No one would confuse The Strain with great TV (though it's occasionally fun), but FX put it on the air, among other reasons, so it could list Guillermo del Toro as among its stable of creators. Boardwalk Empire landed on the air as a series with a pilot directed by Martin Scorsese, pre-selling it in such a way that obscured its very real problems. As much as I'm looking forward to the revival of Twin Peaks, it's not as if TV series' revivals have a great track record. And even if I love Togetherness, there's no way that show would have gotten on the air if it wasn't from a couple of acclaimed indie film directors.

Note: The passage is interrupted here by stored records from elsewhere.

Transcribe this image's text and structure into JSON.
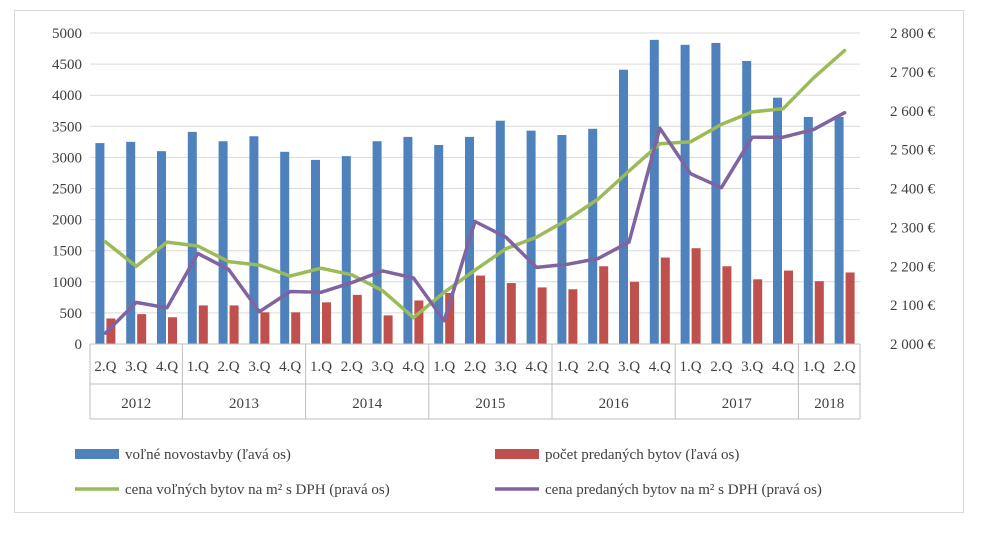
{
  "chart_data": {
    "type": "bar",
    "categories": [
      "2.Q",
      "3.Q",
      "4.Q",
      "1.Q",
      "2.Q",
      "3.Q",
      "4.Q",
      "1.Q",
      "2.Q",
      "3.Q",
      "4.Q",
      "1.Q",
      "2.Q",
      "3.Q",
      "4.Q",
      "1.Q",
      "2.Q",
      "3.Q",
      "4.Q",
      "1.Q",
      "2.Q",
      "3.Q",
      "4.Q",
      "1.Q",
      "2.Q"
    ],
    "year_groups": [
      {
        "label": "2012",
        "count": 3
      },
      {
        "label": "2013",
        "count": 4
      },
      {
        "label": "2014",
        "count": 4
      },
      {
        "label": "2015",
        "count": 4
      },
      {
        "label": "2016",
        "count": 4
      },
      {
        "label": "2017",
        "count": 4
      },
      {
        "label": "2018",
        "count": 2
      }
    ],
    "ylim": [
      0,
      5000
    ],
    "y_ticks": [
      "0",
      "500",
      "1000",
      "1500",
      "2000",
      "2500",
      "3000",
      "3500",
      "4000",
      "4500",
      "5000"
    ],
    "y2lim": [
      2000,
      2800
    ],
    "y2_ticks": [
      "2 000 €",
      "2 100 €",
      "2 200 €",
      "2 300 €",
      "2 400 €",
      "2 500 €",
      "2 600 €",
      "2 700 €",
      "2 800 €"
    ],
    "series": [
      {
        "name": "voľné novostavby (ľavá os)",
        "type": "bar",
        "axis": "left",
        "color": "#4f81bd",
        "values": [
          3230,
          3250,
          3100,
          3410,
          3260,
          3340,
          3090,
          2960,
          3020,
          3260,
          3330,
          3200,
          3330,
          3590,
          3430,
          3360,
          3460,
          4410,
          4890,
          4810,
          4840,
          4550,
          3960,
          3650,
          3650
        ]
      },
      {
        "name": "počet predaných bytov (ľavá os)",
        "type": "bar",
        "axis": "left",
        "color": "#c0504d",
        "values": [
          410,
          480,
          430,
          620,
          620,
          510,
          510,
          670,
          790,
          460,
          700,
          820,
          1100,
          980,
          910,
          880,
          1250,
          1000,
          1390,
          1540,
          1250,
          1040,
          1180,
          1010,
          1150
        ]
      },
      {
        "name": "cena voľných bytov na m² s DPH (pravá os)",
        "type": "line",
        "axis": "right",
        "color": "#9bbb59",
        "values": [
          2263,
          2200,
          2262,
          2252,
          2212,
          2203,
          2175,
          2195,
          2178,
          2137,
          2068,
          2133,
          2190,
          2245,
          2275,
          2320,
          2373,
          2445,
          2515,
          2520,
          2565,
          2597,
          2605,
          2685,
          2755
        ]
      },
      {
        "name": "cena predaných bytov na m² s DPH (pravá os)",
        "type": "line",
        "axis": "right",
        "color": "#8064a2",
        "values": [
          2028,
          2107,
          2093,
          2233,
          2192,
          2083,
          2135,
          2133,
          2158,
          2188,
          2170,
          2060,
          2315,
          2275,
          2197,
          2205,
          2220,
          2262,
          2555,
          2438,
          2402,
          2532,
          2532,
          2552,
          2595
        ]
      }
    ]
  }
}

This has only been heightened by Netflix and Amazon, particularly the latter, which has never met a person best known for work in another medium it couldn't wait to throw money at. Some of these series (Alpha House) have been mediocre. Some (Mozart in the Jungle) have been good. But all of them have struggled through weaker early episodes that suggest all involved were figuring out what a TV show even looks like, trying to break a movie or longer story up in chunks, which often results in clunky, confused storytelling.

Plus, all of this ignores that both services' most acclaimed, breakout series — Orange Is the New Black and Transparent — come from people who have worked extensively in TV: Jenji Kohan and Jill Soloway, respectively. In both series, women who have TV in their blood were figuring out the possibilities of working within a new format, where they know viewers will likely have seen all of the prior episodes.

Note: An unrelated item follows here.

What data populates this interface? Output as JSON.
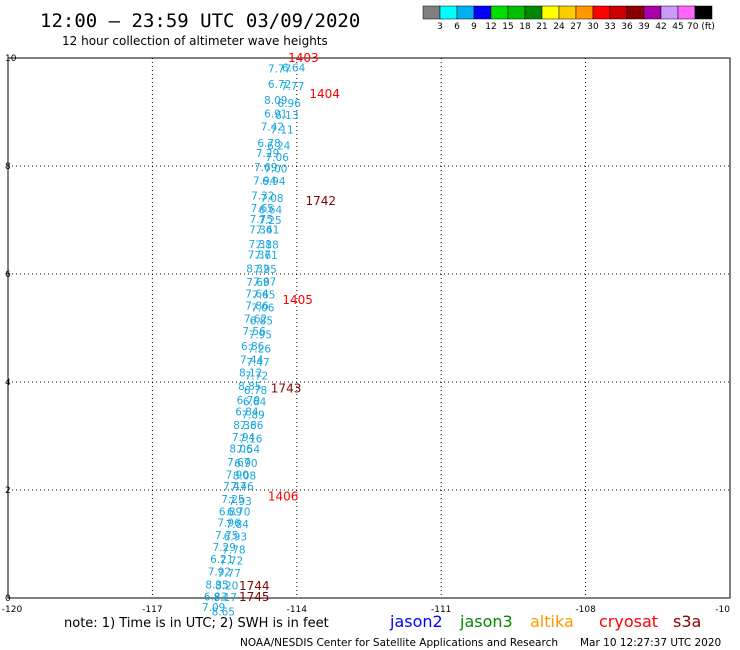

What makes these shows so exciting is not that they're "different" from TV, but that they're built atop a solid foundation of TV-ness, before stretching off in fun, new directions.

Why a Woody Allen TV show is unnecessary

There's no reason for a Woody Allen TV show. It would be wonderful if he made a great one, because the world can always use more terrific TV shows. But I find it hard to believe he's somehow going to top the great Woody Allen-esque TV show we already have on the air in FX's Louie (a series that, let's remember, struggles to find viewers). That show's tales of New York life and romantic frustration beautifully encapsulate many of Allen's pet themes in microcosm.

And Louie also comes from a man whose name doesn't lug around with it the whiff of radioactivity. Allen was never going to be punished for the things he's accused of, because they are impossible to prove in a court of law. That meant his accusers turned him over to the court of public opinion, hoping that public outrage would sink his career.

The pronounced anger at the Amazon deal is mostly because this simply failed to happen. Nobody who could give Allen lots of money to make movies (or TV shows) turned out to really care, the second it became financially expedient to not care in such a way. It's horrifying and craven, and it's not hard to see why sexual assault victims are offended.

But Allen's successes in other fields blinded these executives to all of the other reasons this is a terrible idea as well. Many movie directors are now opting to move to TV, but there's still a pervasive opinion that television occupies a second-place status to film. Yet there's no good reason to think film people understand TV any better than those who've actually worked in the medium all these years.

If Amazon truly wants to make groundbreaking TV, it shouldn't be trying to sign movie directors. It should be trying to find people who understand the form and what makes it tick.